A topological product Tverberg Theorem

TL;DR

This paper generalizes the topological Tverberg theorem, demonstrating that for certain high-dimensional simplices mapped into three-dimensional space, specific partitions of vertices guarantee intersecting images, impacting geometric transversals and Helly-type results.

Contribution

It introduces a new topological Tverberg theorem for an 8-dimensional simplex with vertex arrangements, extending previous results and providing applications to geometric transversals and Helly theorems.

Findings

Partitioning vertices in a 3x3 array yields intersecting images under continuous maps.

Generalization of the topological Tverberg theorem to higher dimensions.

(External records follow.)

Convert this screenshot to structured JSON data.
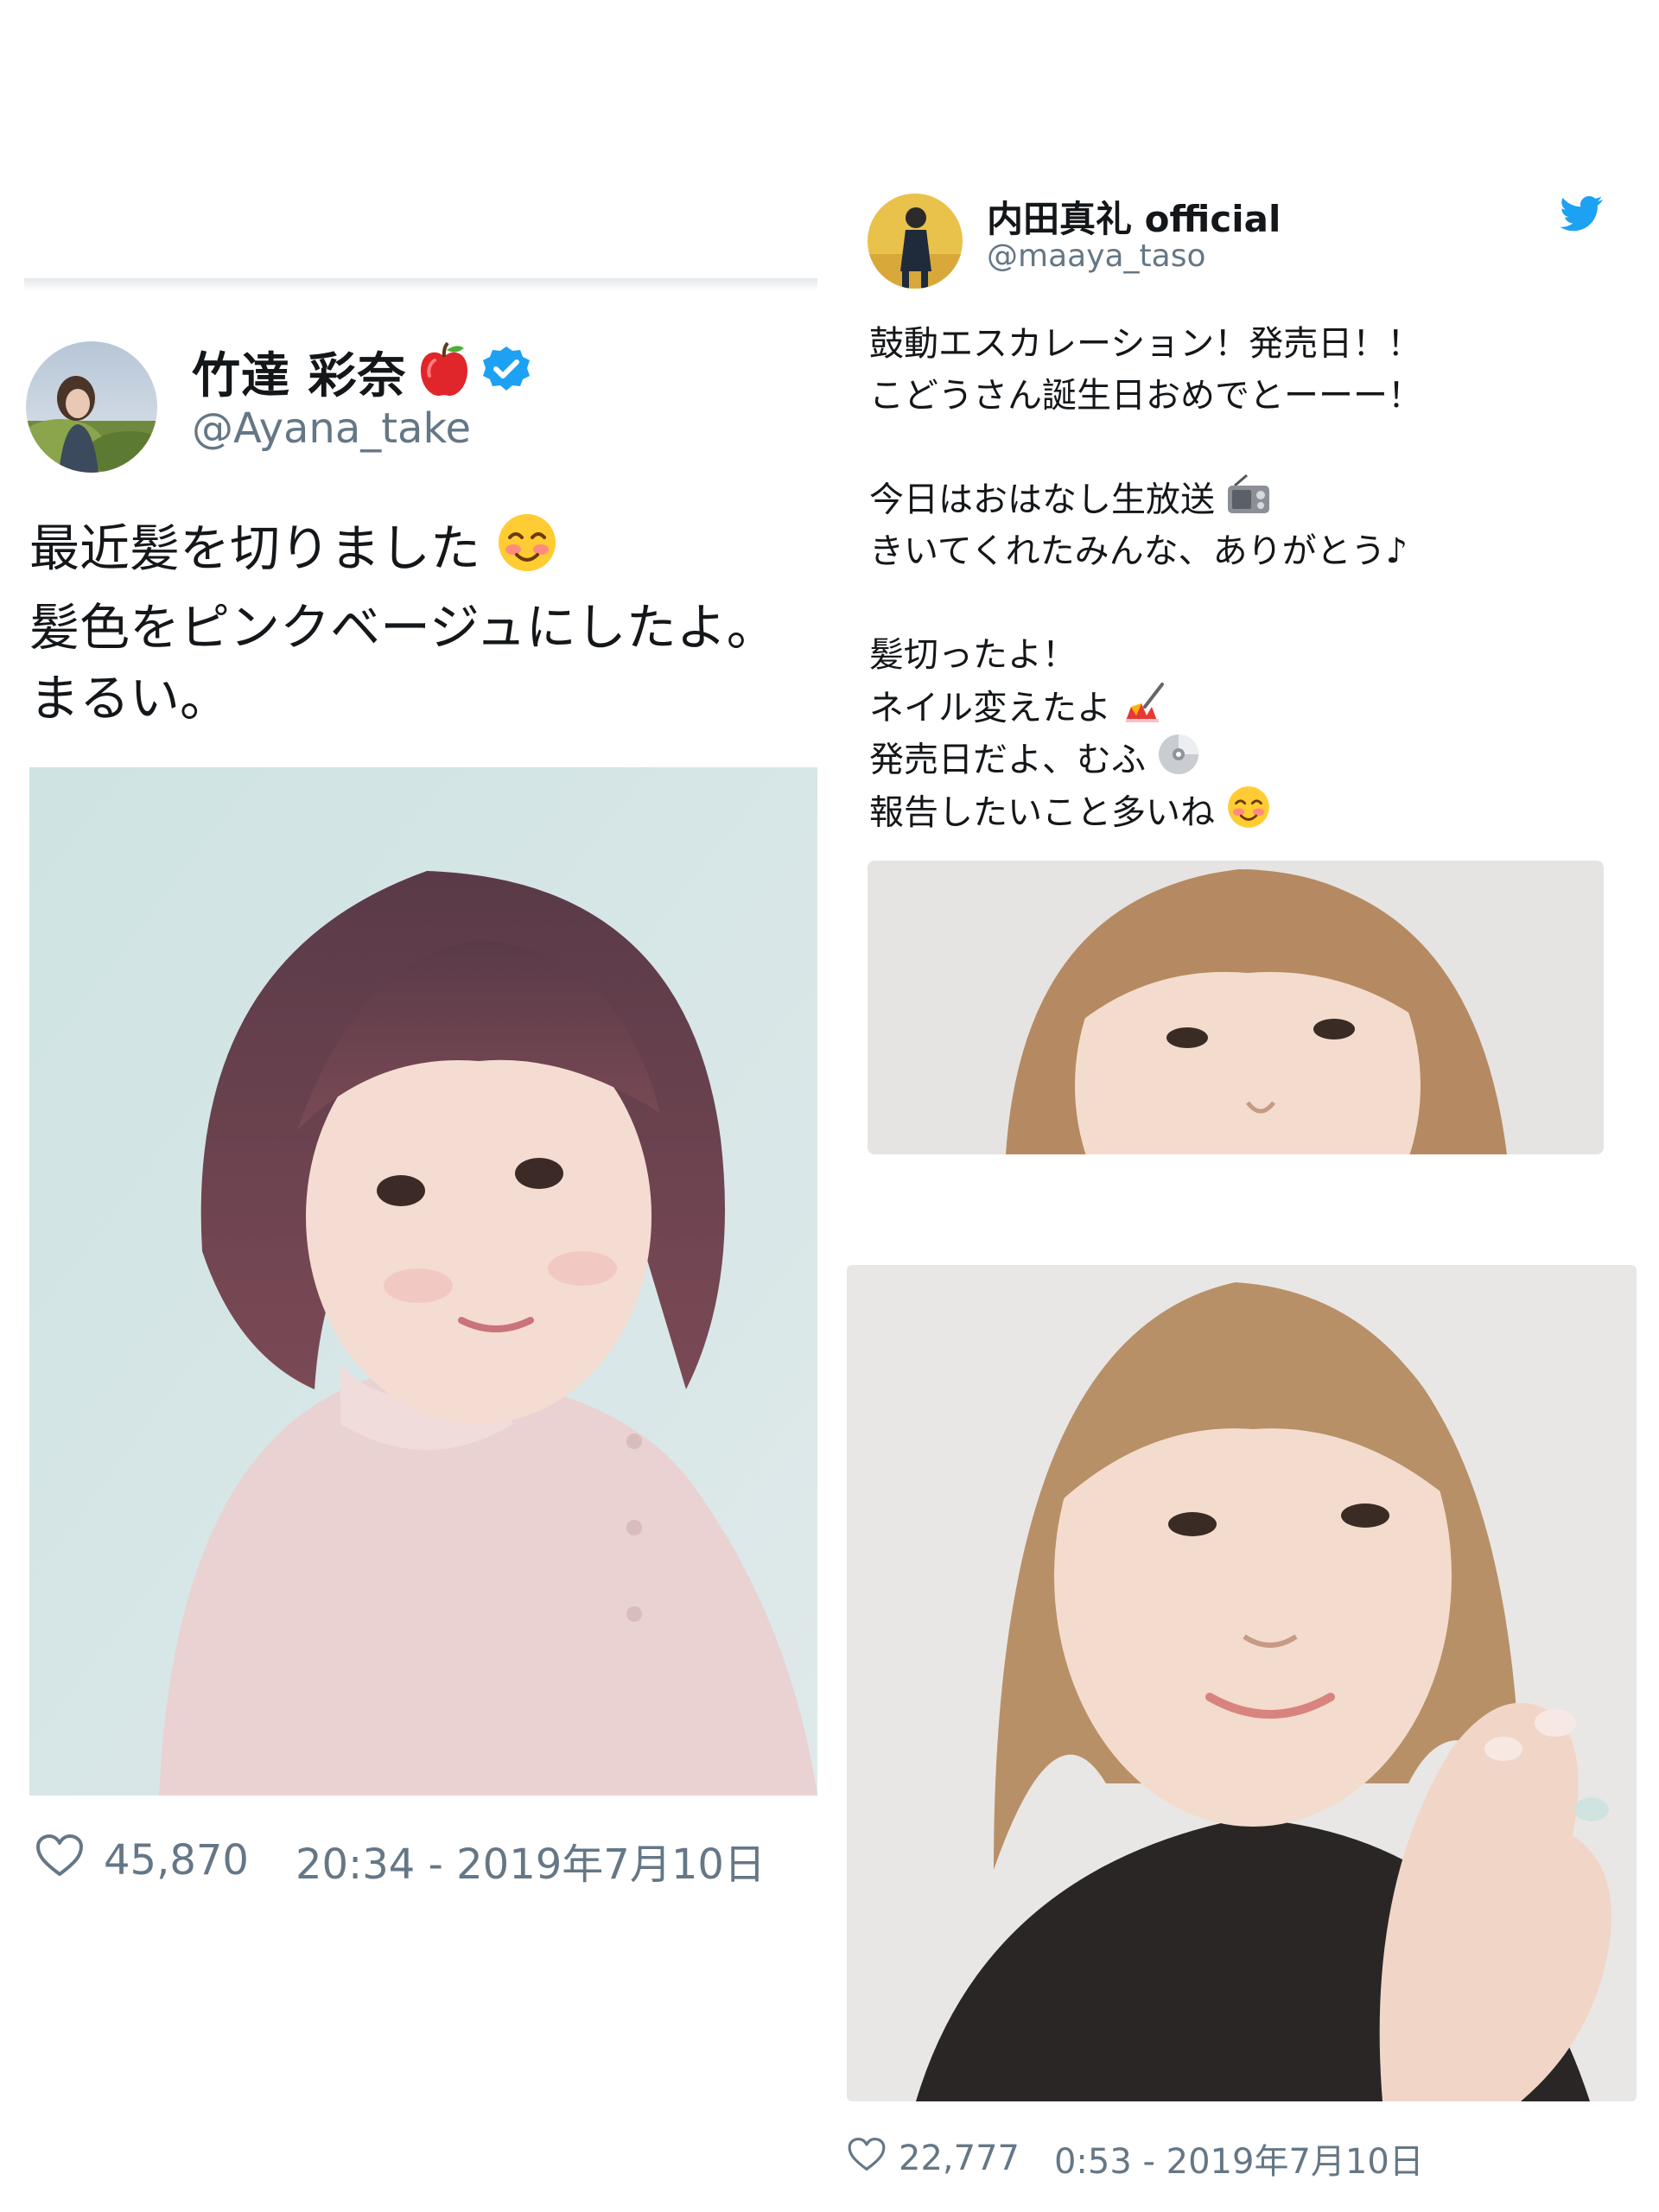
{
  "left_tweet": {
    "display_name": "竹達 彩奈",
    "handle": "@Ayana_take",
    "verified": true,
    "name_emoji_icon": "red-apple-icon",
    "text_lines": [
      "最近髪を切りました",
      "髪色をピンクベージュにしたよ。",
      "まるい。"
    ],
    "line1_emoji_icon": "smiling-blushing-face-icon",
    "likes": "45,870",
    "timestamp": "20:34 - 2019年7月10日"
  },
  "right_tweet": {
    "display_name": "内田真礼 official",
    "handle": "@maaya_taso",
    "brand_icon": "twitter-bird-icon",
    "text_lines": [
      "鼓動エスカレーション！発売日！！",
      "こどうさん誕生日おめでとーーー！",
      "",
      "今日はおはなし生放送",
      "きいてくれたみんな、ありがとう♪",
      "",
      "髪切ったよ！",
      "ネイル変えたよ",
      "発売日だよ、むふ",
      "報告したいこと多いね"
    ],
    "line_emoji_icons": {
      "3": "radio-icon",
      "7": "nail-polish-icon",
      "8": "dvd-disc-icon",
      "9": "smiling-blushing-face-icon"
    },
    "likes": "22,777",
    "timestamp": "0:53 - 2019年7月10日"
  },
  "colors": {
    "text": "#14171a",
    "secondary": "#657786",
    "verified_blue": "#1da1f2",
    "twitter_blue": "#1da1f2"
  }
}
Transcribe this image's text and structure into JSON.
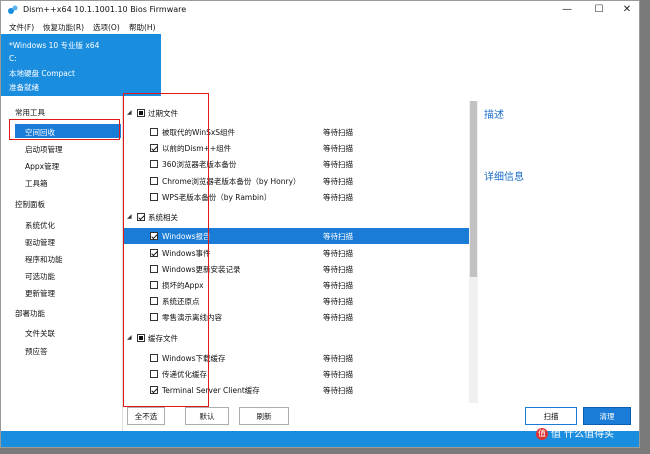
{
  "window": {
    "title": "Dism++x64 10.1.1001.10 Bios Firmware",
    "controls": {
      "minimize": "—",
      "maximize": "☐",
      "close": "✕"
    }
  },
  "menu": [
    "文件(F)",
    "恢复功能(R)",
    "选项(O)",
    "帮助(H)"
  ],
  "header": {
    "os": "*Windows 10 专业版 x64",
    "drive": "C:",
    "disk": "本地硬盘 Compact",
    "status": "准备就绪"
  },
  "sidebar": {
    "group_common": "常用工具",
    "item_cleanup": "空间回收",
    "item_startup": "启动项管理",
    "item_appx": "Appx管理",
    "item_toolbox": "工具箱",
    "group_control": "控制面板",
    "item_optimize": "系统优化",
    "item_drivers": "驱动管理",
    "item_programs": "程序和功能",
    "item_optional": "可选功能",
    "item_updates": "更新管理",
    "group_deploy": "部署功能",
    "item_assoc": "文件关联",
    "item_answer": "预应答"
  },
  "list": {
    "status_waiting": "等待扫描",
    "group_expired": "过期文件",
    "group_system": "系统相关",
    "group_cache": "缓存文件",
    "items": [
      "被取代的WinSxS组件",
      "以前的Dism++组件",
      "360浏览器老版本备份",
      "Chrome浏览器老版本备份（by Honry）",
      "WPS老版本备份（by Rambin）",
      "Windows报告",
      "Windows事件",
      "Windows更新安装记录",
      "损坏的Appx",
      "系统还原点",
      "零售演示离线内容",
      "Windows下载缓存",
      "传递优化缓存",
      "Terminal Server Client缓存"
    ]
  },
  "right": {
    "description": "描述",
    "details": "详细信息"
  },
  "buttons": {
    "deselect_all": "全不选",
    "default": "默认",
    "refresh": "刷新",
    "scan": "扫描",
    "clean": "清理"
  },
  "watermark": "值 什么值得买",
  "colors": {
    "accent": "#1a8ddf",
    "selection": "#1a7cd6",
    "highlight_box": "#e01818"
  }
}
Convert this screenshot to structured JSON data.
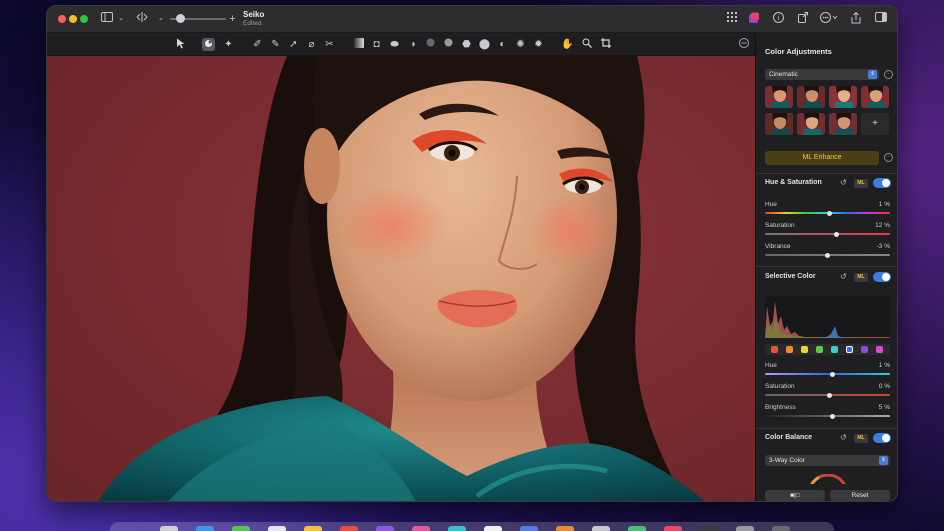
{
  "window": {
    "title": "Seiko",
    "subtitle": "Edited"
  },
  "titlebar_icons": [
    "sidebar-icon",
    "chevron-down-icon",
    "compare-icon",
    "zoom-out-icon",
    "zoom-in-icon",
    "grid-icon",
    "extensions-icon",
    "info-icon",
    "share-export-icon",
    "more-icon",
    "share-icon",
    "inspector-icon"
  ],
  "panel": {
    "title": "Color Adjustments",
    "preset_dropdown": "Cinematic",
    "add_label": "+",
    "ml_enhance_label": "ML Enhance",
    "footer_left_label": "■|□",
    "footer_reset_label": "Reset"
  },
  "sections": {
    "hue_saturation": {
      "title": "Hue & Saturation",
      "ml_label": "ML",
      "sliders": [
        {
          "label": "Hue",
          "value": "1 %"
        },
        {
          "label": "Saturation",
          "value": "12 %"
        },
        {
          "label": "Vibrance",
          "value": "-3 %"
        }
      ]
    },
    "selective_color": {
      "title": "Selective Color",
      "ml_label": "ML",
      "sliders": [
        {
          "label": "Hue",
          "value": "1 %"
        },
        {
          "label": "Saturation",
          "value": "0 %"
        },
        {
          "label": "Brightness",
          "value": "5 %"
        }
      ]
    },
    "color_balance": {
      "title": "Color Balance",
      "ml_label": "ML",
      "mode_dropdown": "3-Way Color"
    }
  },
  "colors": {
    "accent": "#3b7ce6",
    "ml_gold": "#f0c947",
    "backdrop": "#7a2e32"
  }
}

Implications for geometric transversals and topological Helly theorems.

Abstract

We prove a generalization of the topological Tverberg theorem. One special instance of our general theorem is the following: Let $\Delta$ denote the 8-dimensional simplex viewed as an abstract simplicial complex, and suppose that its vertices are arranged in a $3\times 3$ array. Then for any continuous map $f:\Delta \to \mathbb{R}^3$ it is possible to partition the rows or the columns of the vertex array into two parts, such that the disjoint faces $\sigma$ and $\tau$ induced by the two parts satisfy $f(\sigma)\cap f(\tau) \neq \emptyset$. Our result also has consequences for geometric transversals and topological Helly.